Grand angle | publié le : 28.12.2020 | Dernière Mise à jour : 28.12.2020

Moncef Semichi, responsable du Lab Transport de l’AFT.

Crédit photo DR

De 2016 à 2019, le projet européen Future DRV (driver) a dessiné le profil du conducteur de véhicules plus autonomes : moins conducteur, plus digital et commercial. Nous avons posé trois questions à Moncef Semichi, responsable du Lab Transport de l’AFT.

L’Officiel des transporteurs : À quoi pourrait ressembler le futur conducteur ?Moncef Semichi : Dans le véhicule autonome, le conducteur aura moins de tâches de conduite, mais pourra reprendre la maîtrise du volant à tout moment. Il connaîtra un bond numérique : il devra maîtriser de multiples outils digitaux, renseigner, lire et analyser toutes les données numériques en sachant les combiner pour prendre des décisions. Enfin, troisième point, il sera plus engagé dans la relation client, son rôle s’approchant même d’une fonction commerciale. Nous parlons plus d’un pilote que d’un conducteur…

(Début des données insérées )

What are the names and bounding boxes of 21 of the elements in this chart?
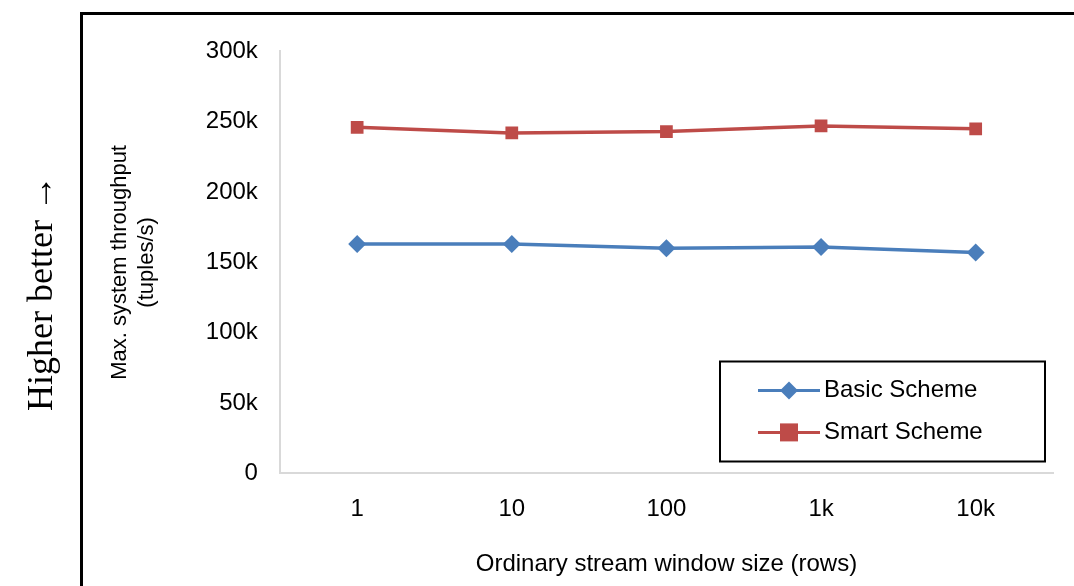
point (502, 235, 521, 254)
text: Higher better → (19, 175, 61, 411)
point (966, 243, 985, 262)
point (969, 122, 983, 136)
point (505, 126, 519, 140)
y-axis-title: Max. system throughput (tuples/s) (106, 145, 158, 380)
legend-label: Basic Scheme (824, 375, 978, 403)
x-tick-label: 100 (646, 494, 687, 522)
x-axis-title: Ordinary stream window size (rows) (475, 549, 858, 577)
point (350, 121, 364, 134)
y-tick-label: 0 (244, 458, 258, 486)
legend-label: Smart Scheme (824, 417, 983, 445)
point (348, 235, 367, 254)
point (657, 239, 676, 258)
x-tick-label: 10k (956, 494, 997, 522)
point (812, 237, 831, 256)
x-tick-label: 1k (808, 494, 835, 522)
x-tick-label: 10 (498, 494, 526, 522)
point (660, 125, 673, 138)
x-tick-label: 1 (350, 494, 364, 522)
y-tick-label: 300k (205, 36, 259, 64)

L'OT : À quelle échéance situez-vous ces projections ?
M. S. : Notre horizon est fixé sur 2030-2035. Le camion autonome devrait alors être prêt technologiquement. Mais il faudrait aussi que la réglementation et la cybersécurité, les infrastructures et les modèles économiques aient évolué au même rythme. La crise n’aide pas à se projeter. Mais la construction d’un profil métier du futur conducteur nous donne au moins des pistes sur l’évolution des compétences et, donc, préfigure les transformations nécessaires de la formation. Le futur pilote consacrera moins de temps à la conduite ou aux connaissances en mécanique, et beaucoup plus de temps à se former aux outils numériques.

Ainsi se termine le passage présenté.